I slung my hammock, hoping that on the following day the sun would shine, the wind would blow, and the hours would pass as quickly as the boat sailed, and slept as sound as man may.

It has happened that I have written a good deal about these waters—too much, some people say. One result has been that I have been pretty well overpowered with correspondence arising from persons making enquiries about the district, with a view to visiting it; therefore, when the publishers requested me to write a kind of handbook or guide to the Broads and Rivers, I thought it a good idea, in that enquirers might, by buying such a book, save themselves the trouble of writing to me, and getting necessarily short and inadequate replies. I am afraid, however, the guide-book style is rather beyond me, and I shall be most at home if I try to convey the requisite information by describing one of the numerous cruises in which I have sailed as guide to those friends who have trusted their holidays to my care, and I will select one lasting but a fortnight, during which time we covered most of the available ground.

Before doing so, a few words, descriptive of the situation of these rivers and lakes, will not be amiss.

From Yarmouth, looking inland, three main water-highways radiate.
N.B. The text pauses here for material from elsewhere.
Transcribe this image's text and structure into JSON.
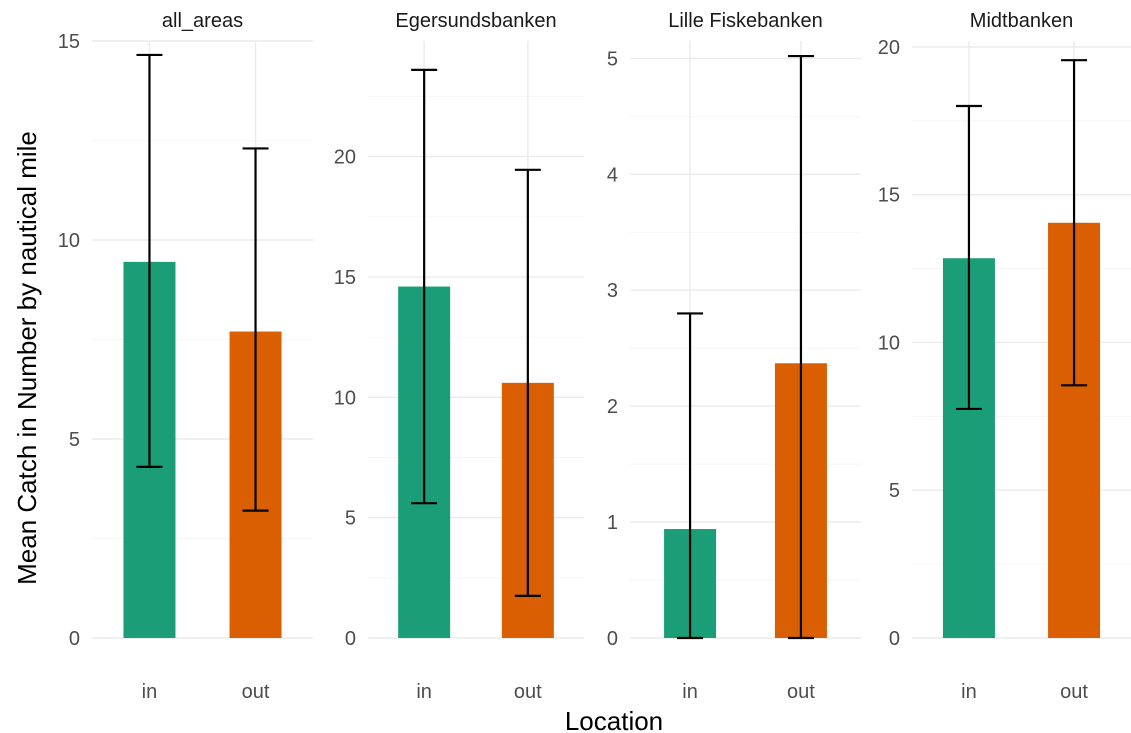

The chief is the Yare, flowing from the westward; then comes the Bure, flowing from the north-westward, and having her large tributaries, the Ant and the Thurne, flowing from the northward. From the south-west come the clear waters of the Waveney. All these rivers are navigable for considerable distances, and on the Bure and its tributaries the greater number of the Broads are situate. These Broads are large shallow lakes, connected with the rivers, and are many of them navigable. Flat marshes follow the lines of the rivers, and while higher and well-wooded ground rises near the upper portions of the rivers, near the sea the country is perfectly flat, and vessels sailing on all three rivers are visible at the same time.

The level of the marsh is frequently below that of the rivers, and at the outlet of each main drain is a drainage pump, or turbine wheel, sometimes worked by a windmill, and sometimes by steam, which pumps the water out of the drains into the rivers.

The fall of the river is about four inches to the mile. The ebb and flow of the tide are felt for thirty miles inland, but its rise and fall are very little indeed. There are no impediments to navigation of any consequence, so it may be imagined what a “happy hunting ground” this is to the boat-sailor, the naturalist, and the angler.